BAB III buku ini menjelaskan tentang penelitian-penelitian terdahulu tentang anak
yang dilacurkan. Secara tersurat disebutkan hasil penelitian yang dilakukan oleh
Tjahjo Purnomo dan Ashadi Siregar (1984), Gognon (1968), Noeleen Heyzer (1986),
Rowbotan (1973), Truong (1992), Ratna Saptari (1997), Sachiyo Hamato (2000),
Koentjoro (2004), Julia OConnell Davidson (2002), Than-Dam Truong (1990) dan lain
sebagainya. Secara garis besar, hasil penelitian-penelitian tokoh-tokoh tersebut
menjelaskan tentang apa itu prostitusi, tipe-tipe pelacur, faktor-faktor yang
mempengaruhi keterlibatan perempuan, tingkat resiko yang harus ditanggung, proses
menjadi pelacur, pemikiran-pemikiran feminis tentang pelacuran, dampak-dampak
prostitusi, dan lain sebagainya.
Yang perlu digarisbawahi adalah, penulis memberikan gambaran mengenai posisi
penelitian yang telah dilakukannya terhadap hasil-hasil penelitian terdahulu.
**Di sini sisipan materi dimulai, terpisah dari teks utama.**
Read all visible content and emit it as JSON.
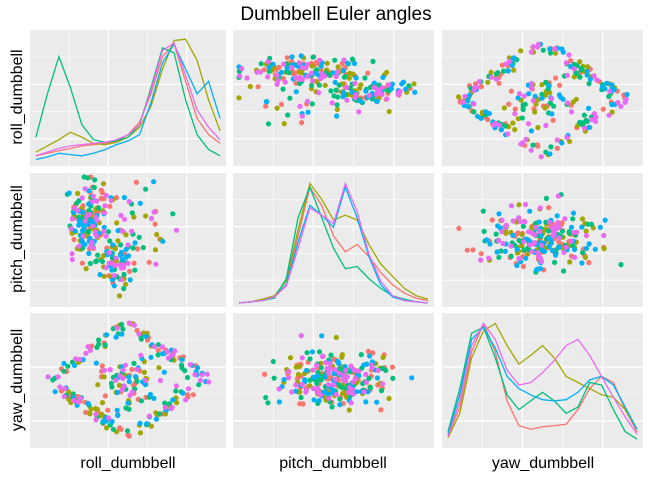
{
  "chart_data": {
    "type": "scatter",
    "title": "Dumbbell Euler angles",
    "variables": [
      "roll_dumbbell",
      "pitch_dumbbell",
      "yaw_dumbbell"
    ],
    "xlabels": [
      "roll_dumbbell",
      "pitch_dumbbell",
      "yaw_dumbbell"
    ],
    "ylabels": [
      "roll_dumbbell",
      "pitch_dumbbell",
      "yaw_dumbbell"
    ],
    "layout": "3x3 scatterplot matrix with density curves on the diagonal",
    "grid": true,
    "legend": "none",
    "panel_background": "#ebebeb",
    "gridline_color": "#ffffff",
    "colors": [
      "#f8766d",
      "#a3a500",
      "#00bf7d",
      "#00b0f6",
      "#e76bf3"
    ],
    "densities": {
      "roll_dumbbell": [
        [
          0.05,
          0.07,
          0.09,
          0.11,
          0.13,
          0.14,
          0.15,
          0.17,
          0.22,
          0.32,
          0.55,
          0.85,
          0.95,
          0.65,
          0.35,
          0.22,
          0.15
        ],
        [
          0.08,
          0.13,
          0.18,
          0.24,
          0.2,
          0.15,
          0.14,
          0.16,
          0.2,
          0.28,
          0.45,
          0.75,
          0.98,
          0.99,
          0.82,
          0.5,
          0.25
        ],
        [
          0.2,
          0.55,
          0.85,
          0.6,
          0.3,
          0.18,
          0.16,
          0.17,
          0.2,
          0.3,
          0.6,
          0.92,
          0.88,
          0.5,
          0.22,
          0.1,
          0.05
        ],
        [
          0.02,
          0.04,
          0.07,
          0.06,
          0.05,
          0.07,
          0.1,
          0.14,
          0.17,
          0.22,
          0.48,
          0.8,
          0.95,
          0.75,
          0.55,
          0.65,
          0.35
        ],
        [
          0.05,
          0.08,
          0.11,
          0.13,
          0.14,
          0.15,
          0.16,
          0.18,
          0.22,
          0.3,
          0.58,
          0.9,
          0.96,
          0.7,
          0.42,
          0.28,
          0.18
        ]
      ],
      "pitch_dumbbell": [
        [
          0.0,
          0.01,
          0.03,
          0.06,
          0.15,
          0.55,
          0.95,
          0.8,
          0.55,
          0.42,
          0.48,
          0.38,
          0.25,
          0.15,
          0.08,
          0.04,
          0.02
        ],
        [
          0.0,
          0.01,
          0.03,
          0.06,
          0.18,
          0.6,
          0.98,
          0.85,
          0.68,
          0.72,
          0.68,
          0.48,
          0.32,
          0.22,
          0.12,
          0.06,
          0.03
        ],
        [
          0.0,
          0.01,
          0.02,
          0.04,
          0.2,
          0.7,
          0.95,
          0.7,
          0.45,
          0.28,
          0.3,
          0.2,
          0.12,
          0.06,
          0.03,
          0.01,
          0.0
        ],
        [
          0.0,
          0.01,
          0.02,
          0.05,
          0.15,
          0.5,
          0.8,
          0.72,
          0.62,
          0.95,
          0.7,
          0.38,
          0.15,
          0.05,
          0.02,
          0.01,
          0.0
        ],
        [
          0.0,
          0.01,
          0.02,
          0.05,
          0.14,
          0.45,
          0.78,
          0.72,
          0.65,
          0.98,
          0.75,
          0.4,
          0.18,
          0.06,
          0.02,
          0.01,
          0.0
        ]
      ],
      "yaw_dumbbell": [
        [
          0.06,
          0.3,
          0.75,
          0.98,
          0.75,
          0.35,
          0.15,
          0.12,
          0.14,
          0.15,
          0.16,
          0.28,
          0.45,
          0.55,
          0.5,
          0.28,
          0.1
        ],
        [
          0.05,
          0.25,
          0.7,
          0.92,
          0.98,
          0.8,
          0.65,
          0.72,
          0.8,
          0.7,
          0.55,
          0.5,
          0.45,
          0.4,
          0.38,
          0.28,
          0.12
        ],
        [
          0.1,
          0.45,
          0.9,
          0.95,
          0.7,
          0.4,
          0.28,
          0.35,
          0.42,
          0.35,
          0.25,
          0.3,
          0.5,
          0.48,
          0.28,
          0.1,
          0.04
        ],
        [
          0.08,
          0.4,
          0.85,
          0.95,
          0.78,
          0.55,
          0.45,
          0.4,
          0.36,
          0.35,
          0.36,
          0.42,
          0.52,
          0.55,
          0.48,
          0.3,
          0.12
        ],
        [
          0.06,
          0.35,
          0.8,
          0.98,
          0.85,
          0.6,
          0.48,
          0.5,
          0.58,
          0.68,
          0.8,
          0.85,
          0.72,
          0.55,
          0.38,
          0.22,
          0.08
        ]
      ]
    }
  }
}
Dilanjutkan penulis menentukan arah dan tujuan penelitiannya. Seperti dinyatakan
oleh penulis, dalam hal ini Bagong Suyanto menyatakan bahwa ada tiga alasan
penelitian ini perlu dilakukan, yakni: 1) pelibatan anak perempuan dibawah umur

dalam insdustri seksual komersial adalah salah satu bentuk pekerjaan terburuk yang
dalam Konvensi ILO Nomor 182 tentang Tindakan Segera untuk Menghapuskan dan
Mengurangi Bentuk-Bentuk Terburuk Pekerja Anak jelas-jelas dilarang dan harus
dihapuskan; 2) pelibatan anak perempuan dalam bisnis prostitusi termasuk tindakan
kejahatan kemanusiaan yang sama sekali bertentangan dengan upaya perlindungan
hak anak; 3) studi yang mencoba mengkaji bentuk-bentuk eksploitasi anak perempuan
dalam industri seksual komersial, khususnya dari perspektif teori kritis sebagaimana
dilakukan dalam penelitian ini tampaknya belum banyak, bahkan mungkin belum
pernah dilakukan (Suyanto, 2012: 1).